做过三次模型迁移,最大的教训是:如果你的代码里到处写着openai.ChatCompletion.create(...),等你想换模型的时候就是噩梦。改一处容易,改几十处容易漏,改完测试覆盖不全容易出事故;
这篇文章分享一套从架构设计到灰度发布的完整迁移方案;
核心思想:抽象层
在业务代码和具体模型之间加一层抽象接口。业务代码只依赖接口,不依赖具体实现。换模型时只需要换实现,业务代码零改动;
from abc import ABC, abstractmethod
from typing import AsyncIterator, List
class LLMBackend(ABC):
@abstractmethod
async def chat(self, messages: List[dict], **kwargs) -> str:
pass
@abstractmethod
async def chat_stream(self, messages: List[dict], **kwargs) -> AsyncIterator[str]:
pass
class OllamaBackend(LLMBackend):
def __init__(self, base_url: str, model: str):
self.client = httpx.AsyncClient(base_url=base_url, timeout=120)
self.model = model
async def chat(self, messages, **kwargs):
resp = await self.client.post("/api/chat", json={
"model": self.model, "messages": messages, "stream": False
})
return resp.json()["message"]["content"]
async def chat_stream(self, messages, **kwargs):
async with self.client.stream("POST", "/api/chat", json={
"model": self.model, "messages": messages, "stream": True
}) as resp:
async for line in resp.aiter_lines():
if line:
data = json.loads(line)
if "message" in data:
yield data["message"]["content"]
class OpenAIBackend(LLMBackend):
def __init__(self, api_key: str, model: str):
self.client = OpenAI(api_key=api_key)
self.model = model
async def chat(self, messages, **kwargs):
resp = self.client.chat.completions.create(
model=self.model, messages=messages
)
return resp.choices[0].message.content
async def chat_stream(self, messages, **kwargs):
stream = self.client.chat.completions.create(
model=self.model, messages=messages, stream=True
)
for chunk in stream:
if chunk.choices[0].delta.content:
yield chunk.choices[0].delta.content
工厂模式
用工厂函数根据配置创建后端,换模型改配置不改代码:
def create_llm_backend(provider: str = None) -> LLMBackend:
provider = provider or os.getenv("LLM_PROVIDER", "ollama")
if provider == "ollama":
return OllamaBackend(
base_url=os.getenv("OLLAMA_URL", "http://localhost:11434"),
model=os.getenv("OLLAMA_MODEL", "deepseek-r1:7b")
)
elif provider == "openai":
return OpenAIBackend(
api_key=os.getenv("OPENAI_API_KEY"),
model=os.getenv("OPENAI_MODEL", "gpt-4o")
)
raise ValueError(f"Unknown provider: {provider}")
业务代码:
llm = create_llm_backend() # 从环境变量读取provider
response = await llm.chat([{"role": "user", "content": "你好"}])

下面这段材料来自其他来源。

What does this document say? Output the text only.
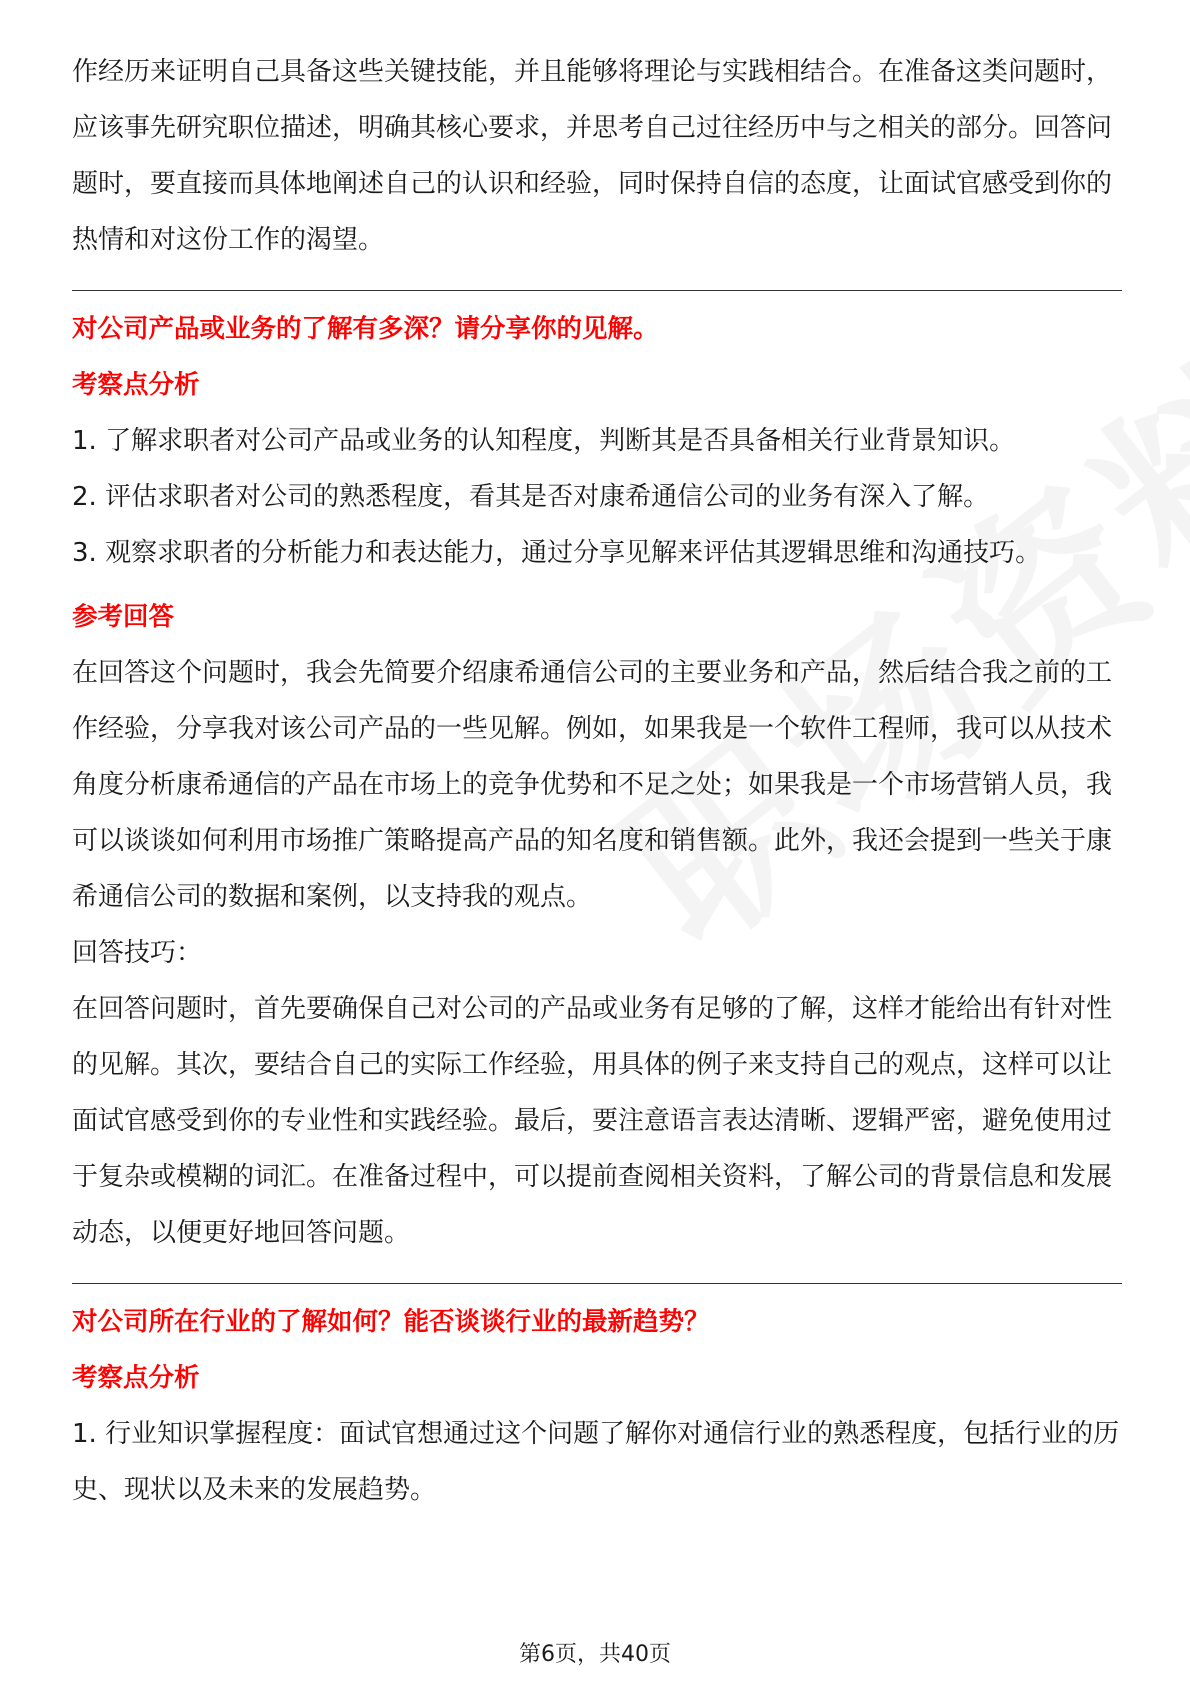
作经历来证明自己具备这些关键技能，并且能够将理论与实践相结合。在准备这类问题时，应该事先研究职位描述，明确其核心要求，并思考自己过往经历中与之相关的部分。回答问题时，要直接而具体地阐述自己的认识和经验，同时保持自信的态度，让面试官感受到你的热情和对这份工作的渴望。

对公司产品或业务的了解有多深？请分享你的见解。

考察点分析

1. 了解求职者对公司产品或业务的认知程度，判断其是否具备相关行业背景知识。

2. 评估求职者对公司的熟悉程度，看其是否对康希通信公司的业务有深入了解。

3. 观察求职者的分析能力和表达能力，通过分享见解来评估其逻辑思维和沟通技巧。

参考回答

在回答这个问题时，我会先简要介绍康希通信公司的主要业务和产品，然后结合我之前的工作经验，分享我对该公司产品的一些见解。例如，如果我是一个软件工程师，我可以从技术角度分析康希通信的产品在市场上的竞争优势和不足之处；如果我是一个市场营销人员，我可以谈谈如何利用市场推广策略提高产品的知名度和销售额。此外，我还会提到一些关于康希通信公司的数据和案例，以支持我的观点。

回答技巧：

在回答问题时，首先要确保自己对公司的产品或业务有足够的了解，这样才能给出有针对性的见解。其次，要结合自己的实际工作经验，用具体的例子来支持自己的观点，这样可以让面试官感受到你的专业性和实践经验。最后，要注意语言表达清晰、逻辑严密，避免使用过于复杂或模糊的词汇。在准备过程中，可以提前查阅相关资料，了解公司的背景信息和发展动态，以便更好地回答问题。

对公司所在行业的了解如何？能否谈谈行业的最新趋势？

考察点分析

1. 行业知识掌握程度：面试官想通过这个问题了解你对通信行业的熟悉程度，包括行业的历史、现状以及未来的发展趋势。

第6页，共40页
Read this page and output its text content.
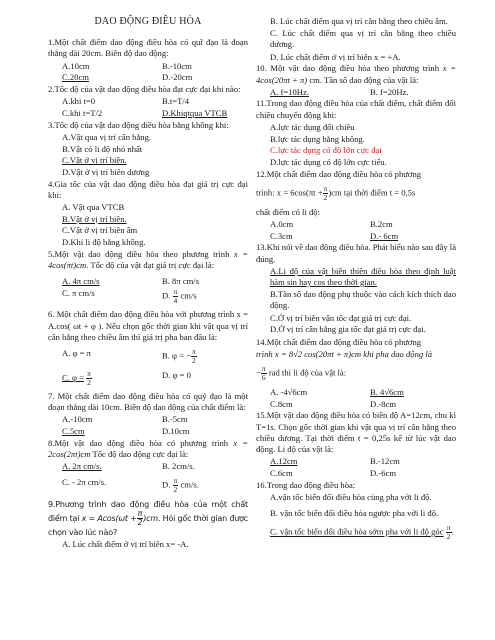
DAO ĐỘNG ĐIỀU HÒA
1.Một chất điểm dao động điều hòa có quĩ đạo là đoạn thẳng dài 20cm. Biên độ dao động:
A.10cm	B.-10cm
C.20cm	D.-20cm
2.Tốc độ của vật dao động điều hòa đạt cực đại khi nào:
A.khi t=0	B.t=T/4
C.khi t=T/2	D.Khiqtqua VTCB
3.Tốc độ của vật dao động điều hòa bằng không khi:
A.Vật qua vị trí cân bằng.
B.Vật có li độ nhỏ nhất
C.Vật ở vị trí biên.
D.Vật ở vị trí biên dương
4.Gia tốc của vật dao động điều hòa đạt giá trị cực đại khi:
A. Vật qua VTCB
B.Vật ở vị trí biên.
C.Vật ở vị trí biên âm
D.Khi li độ bằng không.
5.Một vật dao động điều hòa theo phương trình x = 4cos(πt)cm. Tốc độ của vật đạt giá trị cực đại là:
A. 4π cm/s	B. 8π cm/s
C. π cm/s	D. $\frac{\pi}{4} cm/s$
6. Một chất điểm dao động điều hòa với phương trình x = A.cos( ωt + φ ). Nếu chọn gốc thời gian khi vật qua vị trí cân bằng theo chiều âm thì giá trị pha ban đầu là:
A. φ = π	B. φ = − $\frac{\pi}{2}$
C. $\varphi = \frac{\pi}{2}$	D. φ = 0
7. Một chất điểm dao động điều hòa có quỹ đạo là một đoạn thẳng dài 10cm. Biên độ dao động của chất điểm là:
A.-10cm	B.-5cm
C.5cm	D.10cm
8.Một vật dao động điều hòa có phương trình x = 2cos(2πt)cm Tốc độ dao động cực đại là:
A. 2π cm/s.	B. 2cm/s.
C. - 2π cm/s.	D. $\frac{\pi}{2} cm/s$.
9.Phương trình dao động điều hòa của một chất điểm tại $x = Acos(\omega t + \frac{\pi}{2} )cm$. Hỏi gốc thời gian được chọn vào lúc nào?
A. Lúc chất điểm ở vị trí biên x= -A.
B. Lúc chất điểm qua vị trí cân bằng theo chiều âm.
C. Lúc chất điểm qua vị trí cân bằng theo chiều dương.
D. Lúc chất điểm ở vị trí biên x = +A.
10. Một vật dao động điều hòa theo phương trình x = 4cos(20πt + π) cm. Tần số dao động của vật là:
A. f=10Hz.	B. f=20Hz.
11.Trong dao động điều hòa của chất điểm, chất điểm đổi chiều chuyển động khi:
A.lực tác dụng đổi chiều
B.lực tác dụng bằng không.
C.lực tác dụng có độ lớn cực đại
D.lực tác dụng có độ lớn cực tiểu.
12.Một chất điểm dao động điều hòa có phương
trình: $x = 6\cos(\pi t + \frac{\pi}{2} )cm$ tại thời điểm t = 0,5s
chất điểm có li độ:
A.0cm	B.2cm
C.3cm	D.- 6cm
13.Khi nói về dao động điều hòa. Phát biểu nào sau đây là đúng.
A.Li độ của vật biến thiên điều hòa theo định luật hàm sin hay cos theo thời gian.
B.Tần số dao động phụ thuộc vào cách kích thích dao động.
C.Ở vị trí biên vận tốc đạt giá trị cực đại.
D.Ở vị trí cân bằng gia tốc đạt giá trị cực đại.
14.Một chất điểm dao động điều hòa có phương
trình x = 8√2 cos(20πt + π)cm khi pha dao động là
− $\frac{\pi}{6}$ rad thì li độ của vật là:
A. -4√6cm	B. 4√6cm
C.8cm	D.-8cm
15.Một vật dao động điều hòa có biên độ A=12cm, chu kì T=1s. Chọn gốc thời gian khi vật qua vị trí cân bằng theo chiều dương. Tại thời điểm t = 0,25s kể từ lúc vật dao động. Li độ của vật là:
A.12cm	B.-12cm
C.6cm	D.-6cm
16.Trong dao động điều hòa:
A.vận tốc biến đổi điều hòa cùng pha với li độ.
B. vận tốc biến đổi điều hòa ngược pha với li độ.
C. vận tốc biến đổi điều hòa sớm pha với li độ góc $\frac{\pi}{2}$ .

从Ollama切到OpenAI,改一个环境变量就行:LLM_PROVIDER=openai。
提示词适配
不同模型的提示格式可能不同。Qwen用ChatML格式,Llama用[INST]标签。在Backend的实现里处理格式转换,对外保持统一的messages格式:
class OllamaBackend(LLMBackend):
# Ollama已经做了格式转换,直接传messages就行
pass
class VLLMBackend(LLMBackend):
def _adapt_messages(self, messages):
# vLLM可能需要特定格式
return [{"role": m["role"], "content": m["content"]} for m in messages]
灰度切换
不要一次性全切。用配置控制流量比例:
import random
def get_backend_with_shadow(config):
primary = create_llm_backend(config["primary_provider"])
shadow_ratio = config.get("shadow_ratio", 0.0)
if random.random() < shadow_ratio and config.get("shadow_provider"):
shadow = create_llm_backend(config["shadow_provider"])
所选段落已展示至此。